Лара взяла младшего сына с собой, отправившись на пристань, чтобы встретить фрегат Ройса, и там мальчик от скуки принялся бросать в воду собранные по дороге камешки. «Хохотунью» удалось подвести к причалу только с третьей попытки, потому что она вдруг начала дергать всеми парусами, обрывая снасти, и тем самым привлекла к себе всеобщее внимание. Взбешенный Ройс слетел по трапу, будто сам Великий шторм, и, к величайшему удивлению вольных и невольных зрителей, обрушился на младшего брата с обвинениями в том, что именно из-за него живой фрегат вел себя столь непривычным образом.

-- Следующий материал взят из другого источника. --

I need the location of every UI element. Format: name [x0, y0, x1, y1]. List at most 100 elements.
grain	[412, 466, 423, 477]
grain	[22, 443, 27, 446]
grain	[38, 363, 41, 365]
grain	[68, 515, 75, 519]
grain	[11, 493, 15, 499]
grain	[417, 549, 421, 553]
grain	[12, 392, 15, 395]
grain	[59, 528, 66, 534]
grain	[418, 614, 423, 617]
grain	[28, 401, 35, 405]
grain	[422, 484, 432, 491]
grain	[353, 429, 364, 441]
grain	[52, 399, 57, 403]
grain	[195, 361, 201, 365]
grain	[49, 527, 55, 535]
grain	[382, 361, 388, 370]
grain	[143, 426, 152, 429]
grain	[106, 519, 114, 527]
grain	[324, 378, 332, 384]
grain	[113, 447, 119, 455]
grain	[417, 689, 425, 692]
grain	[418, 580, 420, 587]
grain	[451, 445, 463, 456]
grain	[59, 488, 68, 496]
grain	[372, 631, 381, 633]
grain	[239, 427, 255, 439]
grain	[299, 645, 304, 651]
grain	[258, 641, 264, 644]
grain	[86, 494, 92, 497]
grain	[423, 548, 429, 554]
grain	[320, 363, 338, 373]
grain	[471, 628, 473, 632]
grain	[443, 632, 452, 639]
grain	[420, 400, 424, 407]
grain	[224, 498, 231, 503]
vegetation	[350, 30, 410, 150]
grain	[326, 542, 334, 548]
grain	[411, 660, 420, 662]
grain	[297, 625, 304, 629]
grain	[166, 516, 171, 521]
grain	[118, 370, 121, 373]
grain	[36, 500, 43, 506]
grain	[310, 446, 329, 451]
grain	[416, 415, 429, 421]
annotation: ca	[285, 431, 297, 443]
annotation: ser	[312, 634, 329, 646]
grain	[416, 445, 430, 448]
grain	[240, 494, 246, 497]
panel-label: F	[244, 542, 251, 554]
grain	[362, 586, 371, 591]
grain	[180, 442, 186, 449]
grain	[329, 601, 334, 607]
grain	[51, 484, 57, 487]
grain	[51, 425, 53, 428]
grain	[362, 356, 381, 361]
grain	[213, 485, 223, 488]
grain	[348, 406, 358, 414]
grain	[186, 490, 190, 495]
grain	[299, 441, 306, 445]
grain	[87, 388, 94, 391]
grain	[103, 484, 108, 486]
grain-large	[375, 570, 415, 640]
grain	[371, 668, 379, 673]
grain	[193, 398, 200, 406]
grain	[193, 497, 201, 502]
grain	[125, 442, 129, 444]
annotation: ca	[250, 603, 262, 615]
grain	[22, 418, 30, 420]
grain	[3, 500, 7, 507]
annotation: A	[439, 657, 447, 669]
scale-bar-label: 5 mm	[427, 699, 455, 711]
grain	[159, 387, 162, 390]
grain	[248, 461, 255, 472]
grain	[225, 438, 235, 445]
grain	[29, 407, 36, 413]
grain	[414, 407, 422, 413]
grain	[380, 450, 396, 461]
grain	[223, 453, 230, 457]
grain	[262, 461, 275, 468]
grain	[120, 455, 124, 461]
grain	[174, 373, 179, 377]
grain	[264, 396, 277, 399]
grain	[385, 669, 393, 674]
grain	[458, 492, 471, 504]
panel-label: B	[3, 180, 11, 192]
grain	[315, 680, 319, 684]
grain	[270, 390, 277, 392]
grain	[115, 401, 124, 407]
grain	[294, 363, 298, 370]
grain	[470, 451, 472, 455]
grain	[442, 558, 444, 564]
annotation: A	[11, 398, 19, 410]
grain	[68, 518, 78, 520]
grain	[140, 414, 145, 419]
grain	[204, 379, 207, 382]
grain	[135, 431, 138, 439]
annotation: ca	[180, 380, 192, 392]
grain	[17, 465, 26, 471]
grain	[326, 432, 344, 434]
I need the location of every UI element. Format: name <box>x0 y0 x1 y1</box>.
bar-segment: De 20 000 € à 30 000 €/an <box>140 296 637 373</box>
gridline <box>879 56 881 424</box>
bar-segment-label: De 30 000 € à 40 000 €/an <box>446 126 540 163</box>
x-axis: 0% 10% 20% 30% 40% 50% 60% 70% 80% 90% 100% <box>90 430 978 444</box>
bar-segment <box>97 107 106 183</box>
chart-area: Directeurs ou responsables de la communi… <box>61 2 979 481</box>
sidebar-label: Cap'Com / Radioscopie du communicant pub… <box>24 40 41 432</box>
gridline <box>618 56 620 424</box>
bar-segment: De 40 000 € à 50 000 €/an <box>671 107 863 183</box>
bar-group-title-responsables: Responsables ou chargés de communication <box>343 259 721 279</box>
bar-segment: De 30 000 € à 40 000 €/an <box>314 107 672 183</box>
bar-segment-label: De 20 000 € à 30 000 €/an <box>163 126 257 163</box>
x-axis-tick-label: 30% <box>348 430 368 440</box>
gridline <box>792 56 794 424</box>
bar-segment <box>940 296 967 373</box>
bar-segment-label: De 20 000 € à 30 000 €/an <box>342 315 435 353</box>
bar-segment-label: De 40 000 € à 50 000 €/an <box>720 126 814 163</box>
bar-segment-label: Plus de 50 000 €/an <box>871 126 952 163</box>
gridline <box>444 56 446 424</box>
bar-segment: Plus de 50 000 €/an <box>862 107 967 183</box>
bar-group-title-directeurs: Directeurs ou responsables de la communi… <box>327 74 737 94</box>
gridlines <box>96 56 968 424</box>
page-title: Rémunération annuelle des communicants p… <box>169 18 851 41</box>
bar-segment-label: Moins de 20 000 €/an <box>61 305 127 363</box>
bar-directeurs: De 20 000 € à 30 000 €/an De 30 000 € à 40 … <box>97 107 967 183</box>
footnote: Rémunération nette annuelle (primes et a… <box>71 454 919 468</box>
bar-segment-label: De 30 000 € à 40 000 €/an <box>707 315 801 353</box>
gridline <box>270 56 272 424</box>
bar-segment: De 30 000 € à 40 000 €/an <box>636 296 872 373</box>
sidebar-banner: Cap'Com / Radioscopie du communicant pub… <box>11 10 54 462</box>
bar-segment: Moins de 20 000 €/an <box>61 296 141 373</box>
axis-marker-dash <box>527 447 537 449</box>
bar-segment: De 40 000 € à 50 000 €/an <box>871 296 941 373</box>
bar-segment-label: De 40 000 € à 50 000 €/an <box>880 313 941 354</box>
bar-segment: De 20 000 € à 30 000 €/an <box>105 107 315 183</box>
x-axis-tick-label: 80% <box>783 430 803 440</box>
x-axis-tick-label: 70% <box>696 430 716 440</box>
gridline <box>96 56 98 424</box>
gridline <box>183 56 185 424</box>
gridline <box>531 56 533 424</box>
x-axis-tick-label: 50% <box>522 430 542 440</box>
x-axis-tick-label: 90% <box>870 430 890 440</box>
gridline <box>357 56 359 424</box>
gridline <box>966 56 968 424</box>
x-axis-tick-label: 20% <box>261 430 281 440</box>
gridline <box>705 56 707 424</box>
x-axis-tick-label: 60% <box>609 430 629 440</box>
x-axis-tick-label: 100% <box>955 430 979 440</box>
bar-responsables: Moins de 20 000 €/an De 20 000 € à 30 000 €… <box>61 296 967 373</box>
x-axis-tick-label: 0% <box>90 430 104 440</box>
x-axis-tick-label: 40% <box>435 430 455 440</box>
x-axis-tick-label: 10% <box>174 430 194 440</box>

«Что ты сделал? – кричал он. – Дрянной маленький водогляд, как ты это сделал?!»
Глинн, конечно, разревелся. Он понятия не имел, что произошло, но одно понял сразу: брат его ненавидит и боится. На следующий день грозный Джельен Тамро позвал сына к себе в кабинет и завел с ним разговор о море и моряках.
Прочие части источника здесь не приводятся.